The "rainy day fund"

  • Why did Seita wait so long to get the rest of the money out of his mother's account? He's stealing from his neighbors, risking his life dashing out during raids, watching as his sister gets sicker, all the while he has 3000 yen just sitting there collecting interest.
    • He could have wanted the money for just such an emergency. He also thought that his father was coming home and either didn't want to spend the entirety of their savings before he returned until a crisis forced his hand or at least wanted to make the money last as long as possible, stealing to supplement what food they could buy without spending it all at once.
      • I took it that, odds are, his mother didn't have much money in her bank account to begin with and that he only withdrew the funds when things got especially dire.
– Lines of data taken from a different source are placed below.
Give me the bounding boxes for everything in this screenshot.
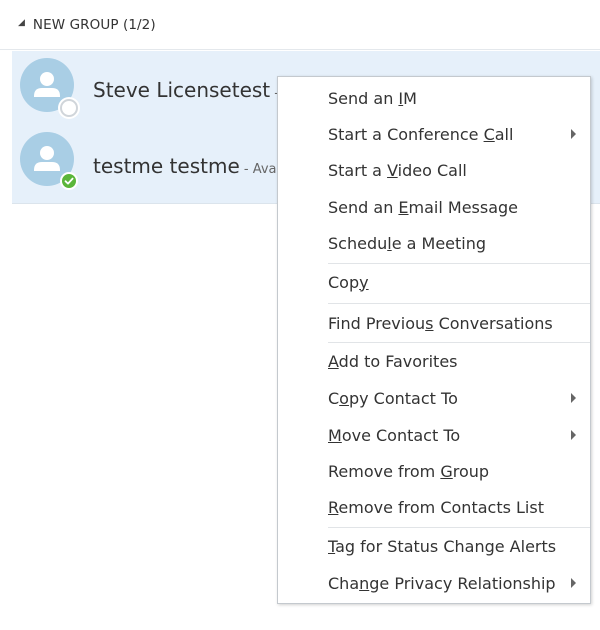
- menu-change-privacy[interactable]: Change Privacy Relationship: [278, 565, 590, 601]
- checkmark-icon: [64, 177, 74, 185]
- collapse-triangle-icon[interactable]: ◢: [18, 19, 25, 28]
- menu-label-part: Send an: [328, 88, 399, 108]
- menu-accelerator-key: V: [387, 160, 398, 180]
- menu-remove-from-contacts[interactable]: Remove from Contacts List: [278, 489, 590, 525]
- menu-item-label: Find Previous Conversations: [328, 314, 553, 333]
- submenu-arrow-icon: [571, 393, 576, 403]
- menu-item-label: Start a Conference Call: [328, 125, 513, 144]
- menu-find-previous-conversations[interactable]: Find Previous Conversations: [278, 305, 590, 341]
- menu-label-part: Start a: [328, 160, 388, 180]
- menu-item-label: Start a Video Call: [328, 161, 467, 180]
- menu-accelerator-key: n: [359, 573, 370, 593]
- menu-item-label: Schedule a Meeting: [328, 234, 486, 253]
- menu-separator: [328, 527, 590, 528]
- menu-start-video-call[interactable]: Start a Video Call: [278, 152, 590, 188]
- context-menu: Send an IM Start a Conference Call Start a…: [277, 76, 591, 604]
- menu-label-part: Remove from: [328, 461, 441, 481]
- menu-separator: [328, 303, 590, 304]
- menu-label-part: C: [328, 388, 340, 408]
- menu-label-part: Start a Conference: [328, 124, 484, 144]
- menu-item-label: Send an IM: [328, 89, 417, 108]
- menu-schedule-meeting[interactable]: Schedule a Meeting: [278, 225, 590, 261]
- menu-accelerator-key: s: [425, 313, 434, 333]
- menu-item-label: Remove from Contacts List: [328, 498, 544, 517]
- menu-label-part: emove from Contacts List: [338, 497, 544, 517]
- contact-name-text: testme testme: [93, 154, 240, 178]
- menu-item-label: Remove from Group: [328, 462, 489, 481]
- menu-item-label: Copy: [328, 273, 369, 292]
- menu-label-part: all: [494, 124, 514, 144]
- menu-accelerator-key: E: [398, 197, 409, 217]
- menu-move-contact-to[interactable]: Move Contact To: [278, 417, 590, 453]
- menu-label-part: roup: [452, 461, 490, 481]
- menu-item-label: Move Contact To: [328, 426, 460, 445]
- menu-add-to-favorites[interactable]: Add to Favorites: [278, 343, 590, 379]
- menu-label-part: e a Meeting: [391, 233, 487, 253]
- menu-label-part: M: [403, 88, 417, 108]
- menu-label-part: py Contact To: [348, 388, 458, 408]
- menu-label-part: ideo Call: [397, 160, 467, 180]
- menu-accelerator-key: o: [339, 388, 349, 408]
- menu-label-part: Cha: [328, 573, 360, 593]
- menu-label-part: ag for Status Change Alerts: [335, 536, 557, 556]
- submenu-arrow-icon: [571, 129, 576, 139]
- group-title: NEW GROUP (1/2): [32, 16, 156, 33]
- menu-accelerator-key: A: [328, 351, 339, 371]
- group-header[interactable]: ◢ NEW GROUP (1/2): [0, 0, 600, 50]
- menu-accelerator-key: C: [483, 124, 495, 144]
- menu-label-part: dd to Favorites: [338, 351, 458, 371]
- menu-copy[interactable]: Copy: [278, 264, 590, 300]
- menu-accelerator-key: M: [328, 425, 342, 445]
- submenu-arrow-icon: [571, 578, 576, 588]
- contact-status: - Ava: [239, 162, 277, 177]
- contacts-window: ◢ NEW GROUP (1/2) Steve Licensetest - te…: [0, 0, 600, 630]
- menu-separator: [328, 342, 590, 343]
- menu-label-part: ove Contact To: [341, 425, 461, 445]
- menu-separator: [328, 263, 590, 264]
- menu-label-part: Schedu: [328, 233, 388, 253]
- menu-label-part: ge Privacy Relationship: [369, 573, 556, 593]
- menu-item-label: Add to Favorites: [328, 352, 458, 371]
- submenu-arrow-icon: [571, 430, 576, 440]
- menu-start-conference-call[interactable]: Start a Conference Call: [278, 116, 590, 152]
- contact-name: testme testme - Ava: [93, 154, 277, 178]
- menu-label-part: Find Previou: [328, 313, 426, 333]
- menu-item-label: Change Privacy Relationship: [328, 574, 556, 593]
- menu-accelerator-key: G: [440, 461, 453, 481]
- menu-send-im[interactable]: Send an IM: [278, 80, 590, 116]
- menu-label-part: Send an: [328, 197, 399, 217]
- contact-name: Steve Licensetest -: [93, 78, 279, 102]
- menu-accelerator-key: R: [328, 497, 339, 517]
- contact-name-text: Steve Licensetest: [93, 78, 271, 102]
- menu-label-part: Conversations: [433, 313, 553, 333]
- menu-item-label: Copy Contact To: [328, 389, 458, 408]
- menu-send-email[interactable]: Send an Email Message: [278, 189, 590, 225]
- presence-available-icon: [60, 172, 78, 190]
- menu-accelerator-key: y: [359, 272, 369, 292]
- menu-remove-from-group[interactable]: Remove from Group: [278, 453, 590, 489]
- menu-label-part: mail Message: [408, 197, 519, 217]
- menu-item-label: Tag for Status Change Alerts: [328, 537, 556, 556]
- menu-tag-status-alerts[interactable]: Tag for Status Change Alerts: [278, 528, 590, 564]
- presence-offline-icon: [60, 99, 78, 117]
- menu-copy-contact-to[interactable]: Copy Contact To: [278, 380, 590, 416]
- menu-label-part: Cop: [328, 272, 360, 292]
- menu-item-label: Send an Email Message: [328, 198, 518, 217]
    • He's also fourteen years old and may still think that dealing with money is what ADULTS are supposed to do. A lot of parents avoid talking about money problems in front of their kids specifically because they'll panic—and it's also implied that their mother had health troubles, so she wouldn't have wanted to talk to Seita about money on top of that. Even if Seita started to handle money in a basic "can we afford this?" way before the raids happened, he may not understand all the fine details that seem evident to older teens and adults. This is basically the opposite of the Credit Card Plot—while most teenagers learn how to stay within their means, Seita got hit with a war that caused his mother's death and he may be unconsciously terrified of spending money AT ALL, even for an emergency.
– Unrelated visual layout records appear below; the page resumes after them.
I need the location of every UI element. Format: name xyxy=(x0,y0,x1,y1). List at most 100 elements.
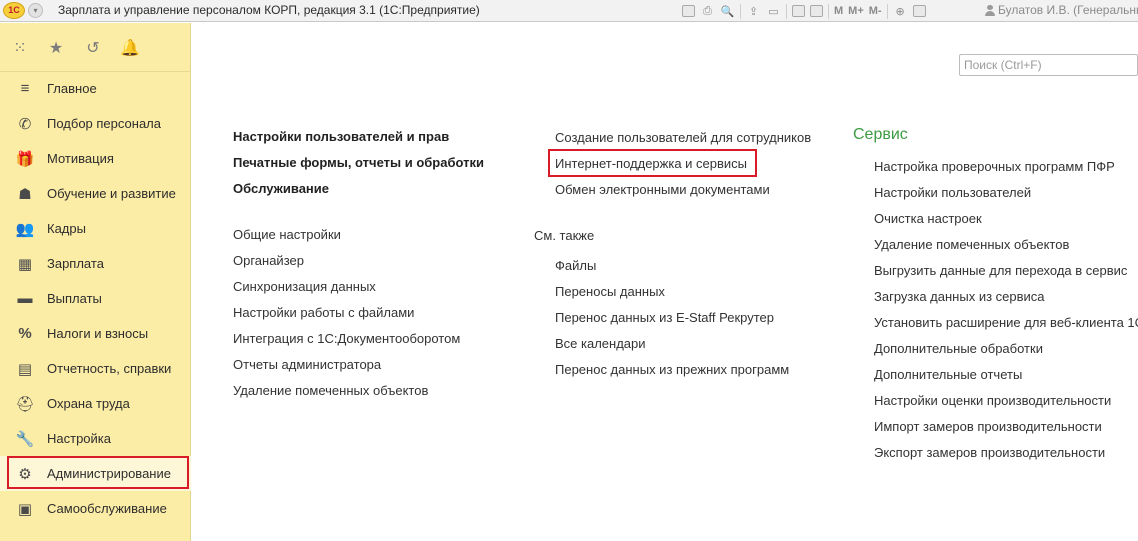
search-input[interactable]: Поиск (Ctrl+F) xyxy=(959,54,1138,76)
documents-icon: ▤ xyxy=(17,360,33,378)
link-data-transfers[interactable]: Переносы данных xyxy=(555,284,665,299)
toolbar-separator xyxy=(886,3,888,19)
link-user-settings-rights[interactable]: Настройки пользователей и прав xyxy=(233,129,449,144)
sidebar-item-label: Подбор персонала xyxy=(47,116,161,131)
section-title-service: Сервис xyxy=(853,126,908,143)
link-all-calendars[interactable]: Все календари xyxy=(555,336,646,351)
window-title: Зарплата и управление персоналом КОРП, р… xyxy=(58,3,480,17)
main-menu-button[interactable]: ▾ xyxy=(28,3,43,18)
toolbar-separator xyxy=(786,3,787,19)
sidebar-item-label: Обучение и развитие xyxy=(47,186,176,201)
link-general-settings[interactable]: Общие настройки xyxy=(233,227,341,242)
window-icon[interactable] xyxy=(912,5,926,17)
id-card-icon: ▣ xyxy=(17,500,33,518)
sidebar-item-salary[interactable]: ▦ Зарплата xyxy=(0,246,191,281)
link-service-item[interactable]: Выгрузить данные для перехода в сервис xyxy=(874,263,1127,278)
memory-minus-button[interactable]: M- xyxy=(869,4,882,18)
sidebar-item-main[interactable]: ≡ Главное xyxy=(0,71,191,106)
link-legacy-transfer[interactable]: Перенос данных из прежних программ xyxy=(555,362,789,377)
upload-icon[interactable]: ⇪ xyxy=(746,4,761,18)
print-icon[interactable]: ⎙ xyxy=(700,4,715,18)
calculator-icon[interactable] xyxy=(792,5,805,17)
phone-icon: ✆ xyxy=(18,115,32,133)
sidebar-item-label: Главное xyxy=(47,81,97,96)
sidebar-item-label: Самообслуживание xyxy=(47,501,167,516)
link-service-item[interactable]: Удаление помеченных объектов xyxy=(874,237,1069,252)
sidebar-item-label: Настройка xyxy=(47,431,111,446)
sidebar-item-settings[interactable]: 🔧 Настройка xyxy=(0,421,191,456)
link-file-settings[interactable]: Настройки работы с файлами xyxy=(233,305,414,320)
favorites-star-icon[interactable]: ★ xyxy=(46,39,66,57)
sidebar-item-training[interactable]: ☗ Обучение и развитие xyxy=(0,176,191,211)
link-maintenance[interactable]: Обслуживание xyxy=(233,181,329,196)
link-delete-marked-objects[interactable]: Удаление помеченных объектов xyxy=(233,383,428,398)
toolbar-separator xyxy=(740,3,741,19)
link-service-item[interactable]: Дополнительные обработки xyxy=(874,341,1043,356)
toolbar-separator xyxy=(828,3,829,19)
notifications-bell-icon[interactable]: 🔔 xyxy=(120,39,140,57)
sidebar-item-label: Администрирование xyxy=(47,466,171,481)
apps-grid-icon[interactable]: ⁙ xyxy=(10,39,30,57)
current-user[interactable]: Булатов И.В. (Генеральный xyxy=(985,3,1138,17)
sections-sidebar: ⁙ ★ ↺ 🔔 ≡ Главное ✆ Подбор персонала 🎁 М… xyxy=(0,23,191,541)
gear-icon: ⚙ xyxy=(18,465,32,483)
calculator-icon: ▦ xyxy=(17,255,33,273)
link-service-item[interactable]: Импорт замеров производительности xyxy=(874,419,1102,434)
link-service-item[interactable]: Настройка проверочных программ ПФР xyxy=(874,159,1115,174)
zoom-icon[interactable]: ⊕ xyxy=(893,4,908,18)
sidebar-item-label: Зарплата xyxy=(47,256,104,271)
card-icon: ▬ xyxy=(17,290,33,307)
link-service-item[interactable]: Дополнительные отчеты xyxy=(874,367,1022,382)
sidebar-item-label: Выплаты xyxy=(47,291,102,306)
link-estaff-transfer[interactable]: Перенос данных из E-Staff Рекрутер xyxy=(555,310,774,325)
menu-lines-icon: ≡ xyxy=(20,80,30,97)
link-internet-support[interactable]: Интернет-поддержка и сервисы xyxy=(555,156,747,171)
link-create-employee-users[interactable]: Создание пользователей для сотрудников xyxy=(555,130,811,145)
sidebar-item-labor-safety[interactable]: ⛑ Охрана труда xyxy=(0,386,191,421)
graduation-cap-icon: ☗ xyxy=(18,185,32,203)
save-icon[interactable] xyxy=(682,5,695,17)
link-service-item[interactable]: Установить расширение для веб-клиента 1С xyxy=(874,315,1138,330)
sidebar-item-administration[interactable]: ⚙ Администрирование xyxy=(0,456,191,491)
sidebar-item-label: Налоги и взносы xyxy=(47,326,149,341)
link-service-item[interactable]: Загрузка данных из сервиса xyxy=(874,289,1045,304)
link-files[interactable]: Файлы xyxy=(555,258,596,273)
gift-icon: 🎁 xyxy=(15,150,35,168)
title-bar: 1С ▾ Зарплата и управление персоналом КО… xyxy=(0,0,1138,22)
user-icon xyxy=(985,4,995,16)
link-data-sync[interactable]: Синхронизация данных xyxy=(233,279,376,294)
percent-icon: % xyxy=(18,325,32,342)
sidebar-item-motivation[interactable]: 🎁 Мотивация xyxy=(0,141,191,176)
toolbar: ⎙ 🔍 ⇪ ▭ M M+ M- ⊕ xyxy=(682,3,926,19)
sidebar-item-taxes[interactable]: % Налоги и взносы xyxy=(0,316,191,351)
sidebar-item-recruitment[interactable]: ✆ Подбор персонала xyxy=(0,106,191,141)
user-name: Булатов И.В. (Генеральный xyxy=(998,3,1138,17)
see-also-label: См. также xyxy=(534,228,595,243)
sidebar-item-label: Мотивация xyxy=(47,151,114,166)
print-preview-icon[interactable]: 🔍 xyxy=(720,4,735,18)
people-icon: 👥 xyxy=(15,220,35,238)
link-admin-reports[interactable]: Отчеты администратора xyxy=(233,357,381,372)
calendar-icon[interactable] xyxy=(810,5,823,17)
link-service-item[interactable]: Очистка настроек xyxy=(874,211,982,226)
link-docflow-integration[interactable]: Интеграция с 1С:Документооборотом xyxy=(233,331,460,346)
memory-m-button[interactable]: M xyxy=(834,4,843,18)
link-service-item[interactable]: Настройки оценки производительности xyxy=(874,393,1111,408)
link-edi[interactable]: Обмен электронными документами xyxy=(555,182,770,197)
1c-logo: 1С xyxy=(3,2,25,19)
link-service-item[interactable]: Настройки пользователей xyxy=(874,185,1031,200)
sidebar-item-label: Отчетность, справки xyxy=(47,361,172,376)
sidebar-item-payments[interactable]: ▬ Выплаты xyxy=(0,281,191,316)
link-organizer[interactable]: Органайзер xyxy=(233,253,304,268)
quick-access-bar: ⁙ ★ ↺ 🔔 xyxy=(0,23,191,72)
helmet-icon: ⛑ xyxy=(15,395,35,413)
link-service-item[interactable]: Экспорт замеров производительности xyxy=(874,445,1105,460)
memory-plus-button[interactable]: M+ xyxy=(848,4,864,18)
history-icon[interactable]: ↺ xyxy=(83,39,103,57)
sidebar-item-personnel[interactable]: 👥 Кадры xyxy=(0,211,191,246)
sidebar-item-label: Охрана труда xyxy=(47,396,130,411)
scanner-icon[interactable]: ▭ xyxy=(766,4,781,18)
sidebar-item-self-service[interactable]: ▣ Самообслуживание xyxy=(0,491,191,526)
link-print-forms-reports[interactable]: Печатные формы, отчеты и обработки xyxy=(233,155,484,170)
sidebar-item-reports[interactable]: ▤ Отчетность, справки xyxy=(0,351,191,386)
      • Keep in mind that the value of the yen cratered as a result of the war and subsequent surrender, with 3000 yen going from being worth thousands of dollars initially, to thousands of cents in the end. It's about the equivalent of $28 in today's currency (having stabilized in the vicinity of 100 yen to the dollar after bottoming out at a little over 300 to the dollar in the early 1970s), and when you consider how expensive food is and how much young children need to eat to stay healthy (particularly during wartime when everything is rationed), it's not surprising that Seita would want to hang on to it for as long as he could in case he couldn't find anything else.

The Ending

  • What's the purpose of the final shot, of Seita and Setsuko's spirits sitting on a bench that overlooks 1980's-era Kobe? I can guess something along the lines of "Today's generation will likely never know their pain firsthand"?